For strengthening, using lighter weights and doing more repetitions is the way to build up the muscles around the joints. Focus on good technique — quality over quantity — Seahorn advises. Make sure all movements are slow and controlled and try to perform at least 10 repetitions of any strengthening exercise. “If the weight is too heavy to perform 10 reps, then decrease the weight,” Seahorn says. Begin with a goal of two sets, then increase the number of sets gradually. Increase resistance gradually as well, adding no more than 10 percent to the weight per week, he says — only if you can do more than 10 reps easily.

Add aerobic exercise

Also known as cardio, this type of exercise can help you get and keep your weight down, which reduces pressure on inflamed joints. One caveat: Certain weight-bearing, high-volume, foot-pounding exercises may be painful.
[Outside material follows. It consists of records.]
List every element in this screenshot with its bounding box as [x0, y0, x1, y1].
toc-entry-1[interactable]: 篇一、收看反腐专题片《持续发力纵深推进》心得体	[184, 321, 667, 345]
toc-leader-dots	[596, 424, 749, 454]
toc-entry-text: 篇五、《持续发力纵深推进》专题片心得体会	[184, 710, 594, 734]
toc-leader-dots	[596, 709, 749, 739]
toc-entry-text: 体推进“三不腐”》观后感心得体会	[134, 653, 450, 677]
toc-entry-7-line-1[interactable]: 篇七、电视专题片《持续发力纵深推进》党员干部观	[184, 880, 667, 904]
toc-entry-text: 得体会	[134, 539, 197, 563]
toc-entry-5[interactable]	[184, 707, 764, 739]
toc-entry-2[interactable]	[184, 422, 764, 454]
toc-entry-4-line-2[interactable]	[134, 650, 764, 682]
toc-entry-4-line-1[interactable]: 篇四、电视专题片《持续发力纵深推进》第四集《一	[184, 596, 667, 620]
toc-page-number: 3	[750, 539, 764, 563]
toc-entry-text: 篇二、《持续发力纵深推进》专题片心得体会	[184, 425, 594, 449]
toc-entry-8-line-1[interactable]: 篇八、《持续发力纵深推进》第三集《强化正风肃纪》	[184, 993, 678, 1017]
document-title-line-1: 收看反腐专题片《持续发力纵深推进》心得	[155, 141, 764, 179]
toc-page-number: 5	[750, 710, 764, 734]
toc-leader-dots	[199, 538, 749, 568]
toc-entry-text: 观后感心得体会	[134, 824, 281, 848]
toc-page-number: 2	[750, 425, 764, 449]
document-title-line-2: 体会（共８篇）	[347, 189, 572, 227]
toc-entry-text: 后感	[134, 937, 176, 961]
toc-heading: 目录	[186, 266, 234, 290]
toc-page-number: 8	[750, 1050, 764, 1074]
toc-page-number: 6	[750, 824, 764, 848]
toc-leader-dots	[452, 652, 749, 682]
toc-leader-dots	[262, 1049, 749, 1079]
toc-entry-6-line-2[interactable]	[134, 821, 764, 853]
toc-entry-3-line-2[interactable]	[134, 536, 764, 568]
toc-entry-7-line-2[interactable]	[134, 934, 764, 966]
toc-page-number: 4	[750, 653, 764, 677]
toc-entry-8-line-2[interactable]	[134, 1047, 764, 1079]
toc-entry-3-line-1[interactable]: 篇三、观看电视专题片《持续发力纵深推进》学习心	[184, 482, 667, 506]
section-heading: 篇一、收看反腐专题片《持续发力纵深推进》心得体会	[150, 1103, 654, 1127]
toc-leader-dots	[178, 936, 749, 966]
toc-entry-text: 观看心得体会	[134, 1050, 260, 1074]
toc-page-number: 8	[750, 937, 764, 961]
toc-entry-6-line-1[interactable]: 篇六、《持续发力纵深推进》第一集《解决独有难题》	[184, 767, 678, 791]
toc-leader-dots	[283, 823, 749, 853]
For this reason, Seahorn usually recommends gravity-reducing “closed-chain exercises,” such as the elliptical machine or the stationary bike, or gravity-reducing treadmills. “Any exercise where your foot doesn’t leave the surface is a closed-chain exercise,” he says. These exercises build strength and endurance but won’t harm your joints from harsh impact. “For people with severe joint pain, water-based exercises may be more appropriate, because water takes pressure off the joints. This could be traditional swimming or water-aerobic activities,” Seahorn says. Above all, “listen to your body,” he adds. “If you have significant pain during an activity, stop and find an alternative exercise that’s less painful. If you have pain for multiple days after exercise, you may have overdone it, so you may need to scale back the intensity or duration.”

When to Seek Physical or Occupational Therapy

If psoriatic arthritis is interfering with your ability to do everyday tasks, these specialists can help. Talk to your doctor to see if working with a physical or occupational therapist is right for you.